• In the case of Chattey v Farndale [1998] 75 P&CR 298, the Court of Appeal extended the circumstances in which a purchaser’s lien would arise.
  • This case concerned purchasers, liens and planning permission.

Facts of the Case

  • C agreed to the creation of subunderleases. In this appeal they requested to reclaim their deposit fees after the company PWA became insolvent and D took the superior titles instead.
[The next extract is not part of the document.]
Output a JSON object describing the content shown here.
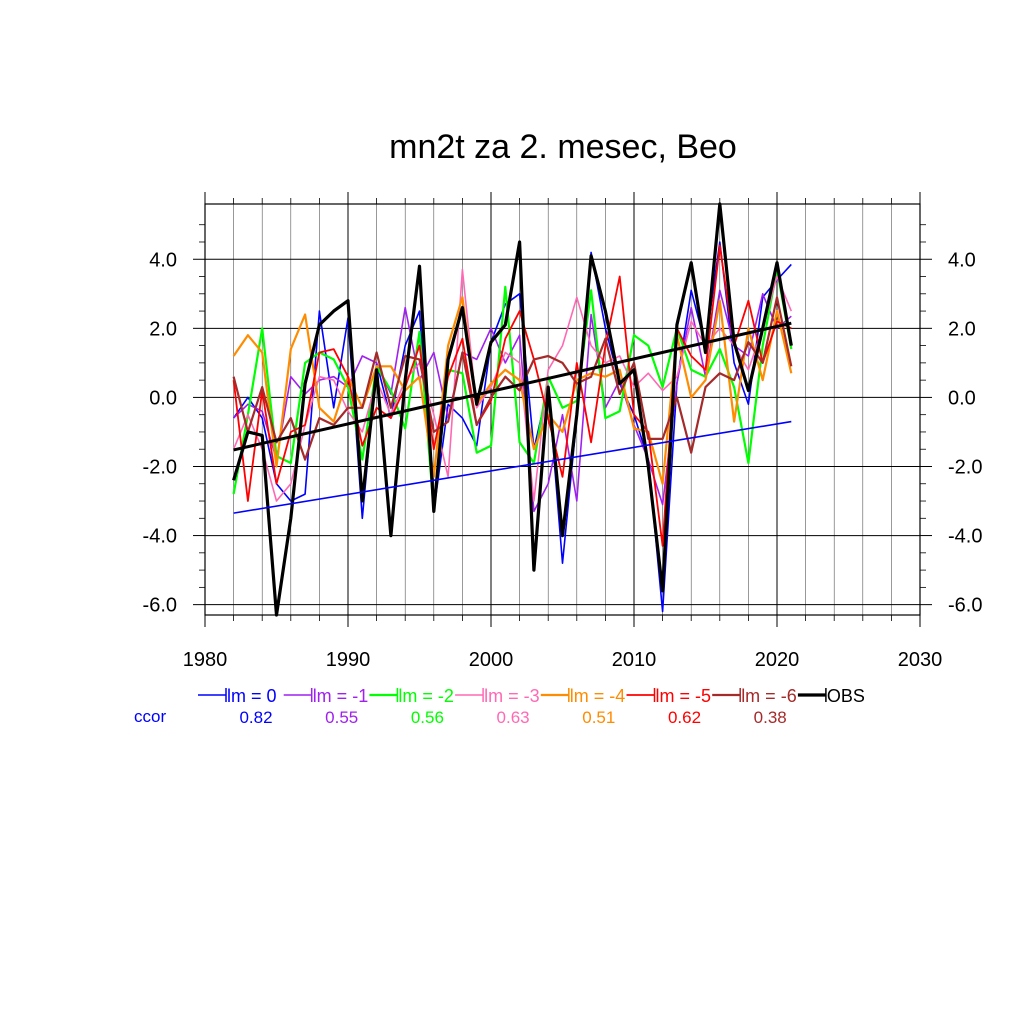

  • Were the purchasers entitled to lien on property?
  • Did the purchasers’ rights extend to rights arising under contracts?
  • What was the extent to which the interest subsisted was subject to the lien?

Held by Court of Appeal

  • Appeal allowed – Mr Chattey is entitled to a lien over the property.

Morritt LJ

Equitable interest

  • The judge relied on Rose v Watson [1864] 33 LJ Ch 385 where it was established that “the purchaser’s beneficial or equitable ownership of the property arising in consequence of a contract to purchase land which is from the outset specifically enforceable is sufficient for the creation of the purchaser’s lien.”
  • “The purchaser has an equitable interest or estate in the land if he has a right to call for the legal estate, albeit future and conditional, which the vendor has no right to refuse. In this case the vendor was contractually bound to use his best endeavours to obtain a satisfactory planning consent on the grant of which the contract became unconditional. The equitable interest or estate of the purchaser was one which entitled him to seek specific relief in the form of injunctions so as to protect that right notwithstanding that a claim for specific performance might have been premature.”

The purchaser’s lien

  • “In my judgment, the circumstances in which a purchaser’s lien will arise are not limited to those in which the contract is or has been specifically enforceable but include those in which there is or has been a right to call for the legal estate whether presently, in the future or conditionally so as to give rise to the equitable interest or estate to which Sir George Jessel referred.”
  • “Once it is established that the existence of the lien is not restricted to cases where the purchaser has been entitled to specific performance the concept on which the objection is based disappears too. What is important is that the purchaser shall have had the right, whether present, future or conditional, to call for the legal estate. It would be absurd if the lien should be denied merely because that legal estate did not exist but another out of which the vendor would grant it did.”
  • D was not subject to obligations like constructive trusts.